Likewise, the set of rules of AssesA is also extended in this scenario to classify a context as unsafe when the occupant's sleeping time exceeds her habitual sleep/nap times:

RUS1:SleepingCtx(?c) Λ sleepingTime(?c, “exceeded”) ⇒ Unsafe(?c)
RUS2:SleepingCtx(?c) Λ sleepingTime(?c, “critical”) ⇒ Unsafe(?c)

The difference between these two rules resides in that rule RUS2 indicates a more dangerous situation than rule RUS1, since RUS1 represents less than one hour exceeding the habitual sleeping time and RUs2 is activated when such an extra hour is also exceeded. Apart from these two rules and the previous rule RSS1 (see Section 4.1.1) stating a context as safe when the occupant is sleeping within her normal times, a fourth rule RSS2 is added to AssesA to set a context as safe if the sleeping time has been exceeded for less than one hour and it is known that the occupant had little sleep last night:

RSS2:SleepingCtx(?c) Λ sleepingTime(?c, “exceeded”) Λ LittleSleep(?c) ⇒ Safe(?c)

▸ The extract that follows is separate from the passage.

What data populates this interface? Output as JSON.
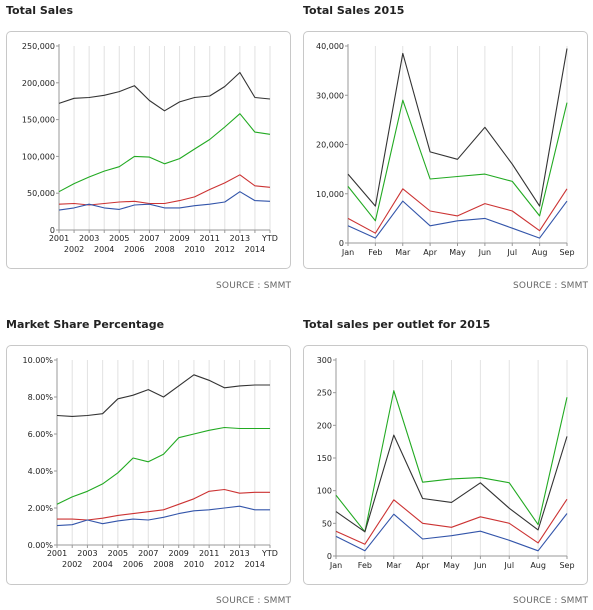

Observe that this rule is better informed than rule RUS1, since it contains further information about the occupant's context indicating that although she has exceeded the nap time, she also had little sleep last night.

Let us now see how the second case study is reproduced in the argumentative MAS. The logged data loaded in the AMT goes from 00:00:00 to the alert activation at 18:14:30. The first argument is generated by SleepingCtx Agent to justify that the occupant had little sleep the night before due to the total amount of sleeping time was less than seven hours, according to the bedroom sensor events registered during the night:

ASL3:〈LittleSleep(Ctx2),
{Context(Ctx2), duration_lns(Ctx2,300), lessThan(300, 360), RSL3}〉.

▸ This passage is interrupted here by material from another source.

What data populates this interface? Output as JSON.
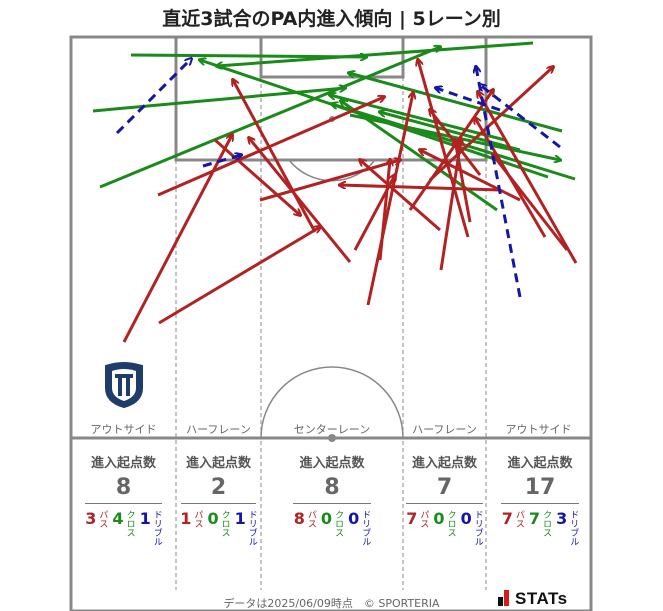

Later on in the afternoon, the next relevant argument is created by LCA supporting the occupant's location in the living room when a motion event is detected therein:

ALC1:〈hasLocation(Ctx2, LivingRoom),
{Context(Ctx2), hasEvent(Ctx2, ev1), Mov_Ev(ev1),
value (ev1, 1), location(ev1, Living Room),RLC1}〉.

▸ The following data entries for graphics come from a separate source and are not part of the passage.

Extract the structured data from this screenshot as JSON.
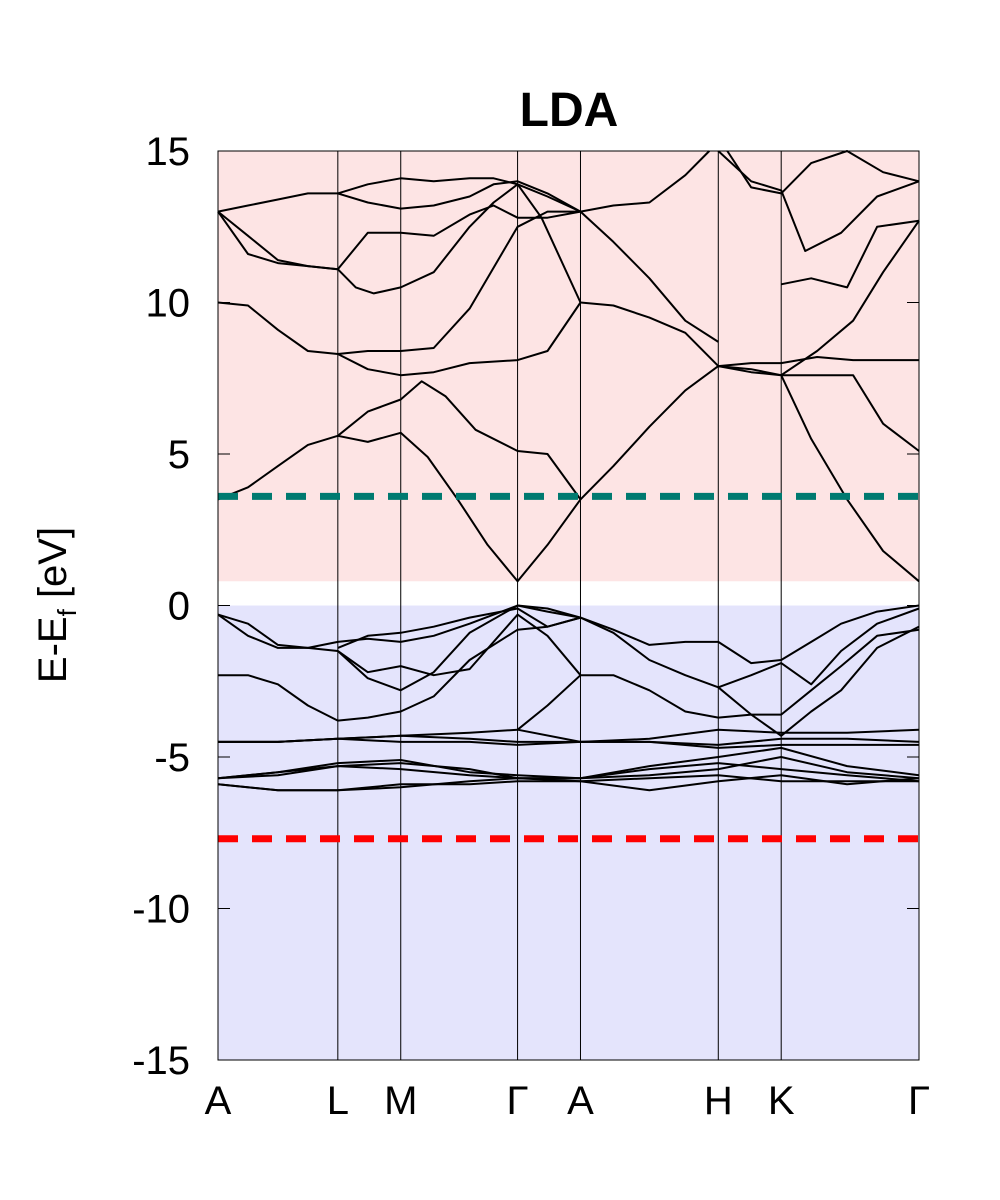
{
  "chart_data": {
    "type": "line",
    "title": "LDA",
    "ylabel": "E-E",
    "ylabel_subscript": "f",
    "ylabel_unit": " [eV]",
    "ylim": [
      -15,
      15
    ],
    "yticks": [
      -15,
      -10,
      -5,
      0,
      5,
      10,
      15
    ],
    "ytick_labels": [
      "-15",
      "-10",
      "-5",
      "0",
      "5",
      "10",
      "15"
    ],
    "kpath": [
      {
        "label": "A",
        "x": 0
      },
      {
        "label": "L",
        "x": 2.0
      },
      {
        "label": "M",
        "x": 3.05
      },
      {
        "label": "Γ",
        "x": 5.0
      },
      {
        "label": "A",
        "x": 6.05
      },
      {
        "label": "H",
        "x": 8.35
      },
      {
        "label": "K",
        "x": 9.4
      },
      {
        "label": "Γ",
        "x": 11.7
      }
    ],
    "regions": [
      {
        "name": "conduction",
        "y": [
          0.8,
          15
        ],
        "color": "#fde4e4"
      },
      {
        "name": "valence",
        "y": [
          -15,
          0
        ],
        "color": "#e4e4fc"
      }
    ],
    "reference_lines": [
      {
        "y": 3.6,
        "color": "#007a70"
      },
      {
        "y": -7.7,
        "color": "#ff0000"
      }
    ],
    "bands": [
      {
        "x": [
          0,
          0.5,
          1.0,
          1.5,
          2.0,
          2.5,
          3.05,
          3.5,
          4.0,
          4.5,
          5.0,
          5.5,
          6.05
        ],
        "y": [
          3.5,
          3.9,
          4.6,
          5.3,
          5.6,
          5.4,
          5.7,
          4.9,
          3.5,
          2.0,
          0.8,
          2.0,
          3.5
        ]
      },
      {
        "x": [
          6.05,
          6.6,
          7.2,
          7.8,
          8.35
        ],
        "y": [
          3.5,
          4.6,
          5.9,
          7.1,
          7.9
        ]
      },
      {
        "x": [
          8.35,
          8.9,
          9.4,
          9.9,
          10.5,
          11.1,
          11.7
        ],
        "y": [
          7.9,
          7.7,
          7.6,
          5.5,
          3.5,
          1.8,
          0.8
        ]
      },
      {
        "x": [
          2.0,
          2.5,
          3.05,
          3.4,
          3.8,
          4.3,
          5.0,
          5.5,
          6.05
        ],
        "y": [
          5.6,
          6.4,
          6.8,
          7.4,
          6.9,
          5.8,
          5.1,
          5.0,
          3.5
        ]
      },
      {
        "x": [
          0,
          0.5,
          1.0,
          1.5,
          2.0,
          2.5,
          3.05,
          3.6,
          4.2,
          5.0,
          5.5,
          6.05
        ],
        "y": [
          10.0,
          9.9,
          9.1,
          8.4,
          8.3,
          7.8,
          7.6,
          7.7,
          8.0,
          8.1,
          8.4,
          10.0
        ]
      },
      {
        "x": [
          2.0,
          2.5,
          3.05,
          3.6,
          4.2,
          5.0,
          5.5,
          6.05
        ],
        "y": [
          8.3,
          8.4,
          8.4,
          8.5,
          9.8,
          12.5,
          13.0,
          13.0
        ]
      },
      {
        "x": [
          6.05,
          6.6,
          7.2,
          7.8,
          8.35
        ],
        "y": [
          10.0,
          9.9,
          9.5,
          9.0,
          7.9
        ]
      },
      {
        "x": [
          8.35,
          8.9,
          9.4,
          10.0,
          10.6,
          11.1,
          11.7
        ],
        "y": [
          7.9,
          8.0,
          8.0,
          8.2,
          8.1,
          8.1,
          8.1
        ]
      },
      {
        "x": [
          8.35,
          8.9,
          9.4,
          10.0,
          10.6,
          11.1,
          11.7
        ],
        "y": [
          7.9,
          7.8,
          7.6,
          7.6,
          7.6,
          6.0,
          5.1
        ]
      },
      {
        "x": [
          9.4,
          10.0,
          10.6,
          11.1,
          11.7
        ],
        "y": [
          7.6,
          8.4,
          9.4,
          11.0,
          12.7
        ]
      },
      {
        "x": [
          0,
          0.5,
          1.0,
          1.5,
          2.0,
          2.3,
          2.6,
          3.05,
          3.6,
          4.2,
          4.6,
          5.0,
          5.4,
          6.05
        ],
        "y": [
          13.0,
          11.6,
          11.3,
          11.2,
          11.1,
          10.5,
          10.3,
          10.5,
          11.0,
          12.5,
          13.3,
          13.9,
          12.8,
          10.0
        ]
      },
      {
        "x": [
          0,
          0.5,
          1.0,
          1.5,
          2.0,
          2.5,
          3.05,
          3.6,
          4.2,
          4.6,
          5.0,
          5.5,
          6.05
        ],
        "y": [
          13.0,
          13.2,
          13.4,
          13.6,
          13.6,
          13.9,
          14.1,
          14.0,
          14.1,
          14.1,
          13.9,
          13.5,
          13.0
        ]
      },
      {
        "x": [
          0,
          0.5,
          1.0,
          1.5,
          2.0,
          2.5,
          3.05,
          3.6,
          4.2,
          4.6,
          5.0,
          5.5,
          6.05
        ],
        "y": [
          13.0,
          12.2,
          11.4,
          11.2,
          11.1,
          12.3,
          12.3,
          12.2,
          12.9,
          13.2,
          12.8,
          12.8,
          13.0
        ]
      },
      {
        "x": [
          2.0,
          2.5,
          3.05,
          3.6,
          4.2,
          4.6,
          5.0,
          5.5,
          6.05
        ],
        "y": [
          13.6,
          13.3,
          13.1,
          13.2,
          13.5,
          13.9,
          14.0,
          13.6,
          13.0
        ]
      },
      {
        "x": [
          6.05,
          6.6,
          7.2,
          7.8,
          8.35
        ],
        "y": [
          13.0,
          12.0,
          10.8,
          9.4,
          8.7
        ]
      },
      {
        "x": [
          6.05,
          6.6,
          7.2,
          7.8,
          8.2
        ],
        "y": [
          13.0,
          13.2,
          13.3,
          14.2,
          15.0
        ]
      },
      {
        "x": [
          8.5,
          8.9,
          9.4,
          9.9,
          10.5,
          11.1,
          11.7
        ],
        "y": [
          15.0,
          13.8,
          13.6,
          14.6,
          15.0,
          14.3,
          14.0
        ]
      },
      {
        "x": [
          8.35,
          8.9,
          9.4,
          9.8,
          10.4,
          11.0,
          11.7
        ],
        "y": [
          15.0,
          14.0,
          13.7,
          11.7,
          12.3,
          13.5,
          14.0
        ]
      },
      {
        "x": [
          9.4,
          9.9,
          10.5,
          11.0,
          11.7
        ],
        "y": [
          10.6,
          10.8,
          10.5,
          12.5,
          12.7
        ]
      },
      {
        "x": [
          0,
          0.5,
          1.0,
          1.5,
          2.0,
          2.5,
          3.05,
          3.6,
          4.2,
          5.0,
          5.5,
          6.05
        ],
        "y": [
          -0.3,
          -0.6,
          -1.3,
          -1.4,
          -1.5,
          -2.4,
          -2.8,
          -2.2,
          -0.9,
          0.0,
          -0.1,
          -0.4
        ]
      },
      {
        "x": [
          0,
          0.5,
          1.0,
          1.5,
          2.0,
          2.5,
          3.05,
          3.6,
          4.2,
          5.0,
          5.5,
          6.05
        ],
        "y": [
          -0.3,
          -1.0,
          -1.4,
          -1.4,
          -1.2,
          -1.1,
          -1.2,
          -1.0,
          -0.6,
          0.0,
          -0.2,
          -0.4
        ]
      },
      {
        "x": [
          2.0,
          2.5,
          3.05,
          3.6,
          4.2,
          5.0,
          5.5,
          6.05
        ],
        "y": [
          -1.4,
          -1.0,
          -0.9,
          -0.7,
          -0.4,
          -0.1,
          -0.7,
          -0.4
        ]
      },
      {
        "x": [
          0,
          0.5,
          1.0,
          1.5,
          2.0,
          2.5,
          3.05,
          3.6,
          4.2,
          5.0,
          5.5,
          6.05
        ],
        "y": [
          -2.3,
          -2.3,
          -2.6,
          -3.3,
          -3.8,
          -3.7,
          -3.5,
          -3.0,
          -1.8,
          -0.8,
          -0.7,
          -0.4
        ]
      },
      {
        "x": [
          2.0,
          2.5,
          3.05,
          3.6,
          4.2,
          5.0,
          5.5,
          6.05
        ],
        "y": [
          -1.5,
          -2.2,
          -2.0,
          -2.3,
          -2.1,
          -0.3,
          -1.0,
          -2.3
        ]
      },
      {
        "x": [
          5.0,
          5.5,
          6.05
        ],
        "y": [
          -4.1,
          -3.3,
          -2.3
        ]
      },
      {
        "x": [
          6.05,
          6.6,
          7.2,
          7.8,
          8.35,
          8.9,
          9.4,
          9.9,
          10.4,
          11.0,
          11.7
        ],
        "y": [
          -0.4,
          -0.8,
          -1.3,
          -1.2,
          -1.2,
          -1.9,
          -1.8,
          -1.2,
          -0.6,
          -0.2,
          0.0
        ]
      },
      {
        "x": [
          6.05,
          6.6,
          7.2,
          7.8,
          8.35,
          8.9,
          9.4,
          9.9,
          10.4,
          11.0,
          11.7
        ],
        "y": [
          -0.4,
          -0.9,
          -1.8,
          -2.3,
          -2.7,
          -2.3,
          -1.9,
          -2.6,
          -1.5,
          -0.6,
          -0.1
        ]
      },
      {
        "x": [
          6.05,
          6.6,
          7.2,
          7.8,
          8.35,
          8.9,
          9.4,
          9.9,
          10.4,
          11.0,
          11.7
        ],
        "y": [
          -2.3,
          -2.3,
          -2.8,
          -3.5,
          -3.7,
          -3.6,
          -3.6,
          -2.8,
          -2.0,
          -1.0,
          -0.8
        ]
      },
      {
        "x": [
          8.35,
          8.9,
          9.4,
          9.9,
          10.4,
          11.0,
          11.7
        ],
        "y": [
          -2.7,
          -3.6,
          -4.3,
          -3.5,
          -2.8,
          -1.4,
          -0.7
        ]
      },
      {
        "x": [
          0,
          1.0,
          2.0,
          3.05,
          4.2,
          5.0,
          6.05,
          7.2,
          8.35,
          9.4,
          10.5,
          11.7
        ],
        "y": [
          -4.5,
          -4.5,
          -4.4,
          -4.3,
          -4.2,
          -4.1,
          -4.5,
          -4.5,
          -4.6,
          -4.4,
          -4.4,
          -4.5
        ]
      },
      {
        "x": [
          0,
          1.0,
          2.0,
          3.05,
          4.2,
          5.0,
          6.05,
          7.2,
          8.35,
          9.4,
          10.5,
          11.7
        ],
        "y": [
          -4.5,
          -4.5,
          -4.4,
          -4.5,
          -4.5,
          -4.6,
          -4.5,
          -4.4,
          -4.1,
          -4.2,
          -4.2,
          -4.1
        ]
      },
      {
        "x": [
          0,
          1.0,
          2.0,
          3.05,
          4.2,
          5.0,
          6.05,
          7.2,
          8.35,
          9.4,
          10.5,
          11.7
        ],
        "y": [
          -4.5,
          -4.5,
          -4.4,
          -4.3,
          -4.4,
          -4.5,
          -4.5,
          -4.5,
          -4.7,
          -4.6,
          -4.6,
          -4.6
        ]
      },
      {
        "x": [
          0,
          1.0,
          2.0,
          3.05,
          4.2,
          5.0,
          6.05,
          7.2,
          8.35,
          9.4,
          10.5,
          11.7
        ],
        "y": [
          -5.7,
          -5.5,
          -5.2,
          -5.1,
          -5.5,
          -5.6,
          -5.7,
          -5.3,
          -5.0,
          -4.7,
          -5.3,
          -5.6
        ]
      },
      {
        "x": [
          0,
          1.0,
          2.0,
          3.05,
          4.2,
          5.0,
          6.05,
          7.2,
          8.35,
          9.4,
          10.5,
          11.7
        ],
        "y": [
          -5.7,
          -5.6,
          -5.3,
          -5.2,
          -5.4,
          -5.7,
          -5.7,
          -5.6,
          -5.4,
          -5.0,
          -5.5,
          -5.7
        ]
      },
      {
        "x": [
          0,
          1.0,
          2.0,
          3.05,
          4.2,
          5.0,
          6.05,
          7.2,
          8.35,
          9.4,
          10.5,
          11.7
        ],
        "y": [
          -5.7,
          -5.5,
          -5.3,
          -5.4,
          -5.6,
          -5.7,
          -5.7,
          -5.4,
          -5.2,
          -5.4,
          -5.6,
          -5.8
        ]
      },
      {
        "x": [
          0,
          1.0,
          2.0,
          3.05,
          4.2,
          5.0,
          6.05,
          7.2,
          8.35,
          9.4,
          10.5,
          11.7
        ],
        "y": [
          -5.9,
          -6.1,
          -6.1,
          -5.9,
          -5.9,
          -5.8,
          -5.8,
          -6.1,
          -5.8,
          -5.6,
          -5.9,
          -5.7
        ]
      },
      {
        "x": [
          0,
          1.0,
          2.0,
          3.05,
          4.2,
          5.0,
          6.05,
          7.2,
          8.35,
          9.4,
          10.5,
          11.7
        ],
        "y": [
          -5.9,
          -6.1,
          -6.1,
          -6.0,
          -5.8,
          -5.7,
          -5.8,
          -5.7,
          -5.6,
          -5.8,
          -5.8,
          -5.8
        ]
      }
    ]
  }
}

By using this information and the pressure pad event in the sofa, SleepingCtx Agent creates the argument given below to justify that the occupant is having a nap:

ASL1:〈Sleeping(Ctx2), {Context(Ctx2),
hasLocation(Ctx2, LivingRoom), time(Ctx2, 16:31:30),
activatedFor(SofaSensor, 16:21:30, 16:31:30),
noMovFor(LivingRoom, 16:26:30, 16:31:30), RSL1}〉.

Notice that, in this moment, CAA receives arguments ASL3 and ASL1 from SleepingCtx Agent, the first one stating that the occupant had little sleep last night and the second one indicating that she is now having a nap on the sofa. Since both conclusions are not contradictory, no conflict is detected by CAA between these arguments. Now, all this context information is passed to AssesA, which concludes that the occupant is in a safe context since she is still within her normal nap time according to rule RSS1 (AssesA generates an argument similar to ASS1 in Section 4.1.1, not shown here for simplicity).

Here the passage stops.